18 yaşın altındaki her bireyin çocuk olduğu kabul edilerek tüm yasal mevzuat da buna uygun hâle getirilmelidir.
Toplumsal hayatın her alanının ve bütün kurumların işleyişinin çocukların ihtiyaçları da gözetilerek yapılandırıldığı bir sistem oluşturulmalı, çocukların evlendirilmesine engel olacak yasal düzenlemeler yapılmalı, gebelik sürecinde annenin ihtiyaçları çocuğun ihtiyaçları hâline geldiğinden devletin sorumluluğu bu aşamada başlatılmalıdır.

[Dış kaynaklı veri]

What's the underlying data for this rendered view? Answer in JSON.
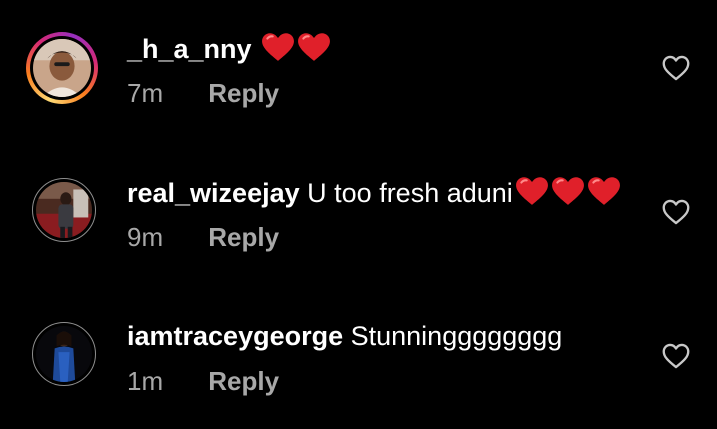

Okullar, yöneticileri ister cemaat ister tarikat mensupları ister başkaları kim olursa olsun yurtlar, pansiyonlar ve benzeri kurum ve ortamlarda, çocukların ihmaline ve istismarına karşı, basına yansıyan ihmal ve istismar örneklerini de dikkate alarak, siyasi endişeleri ve oy kaygılarını da bir kenara bırakarak sıkı denetimler yapılmalıdır.” dedi.
Çocuk Dostu Adalet!..
Prof.Dr. Filiz, konuşmasının sonunda Türkiye’de az duyulmuş bir konu olan Çocuk Dostu Adalet Sistemine de değindi: “Çocuğun anlamlı katılımı, yüksek yararı, haysiyeti, ayrımcılığa karşı korunması ve hukukun üstünlüğü ilkelerini göz önünde bulundurarak ve çocuğun olgunluğu, anlayışı ve yasal işlemlerin şartlarını dikkate alarak tüm haklarının mümkün olan en yüksek seviyede korunmasını ve uygulanmasını güvence altına alan çocuk dostu adalet sistemi teşvik edilmelidir.” ifadelerini kullandı.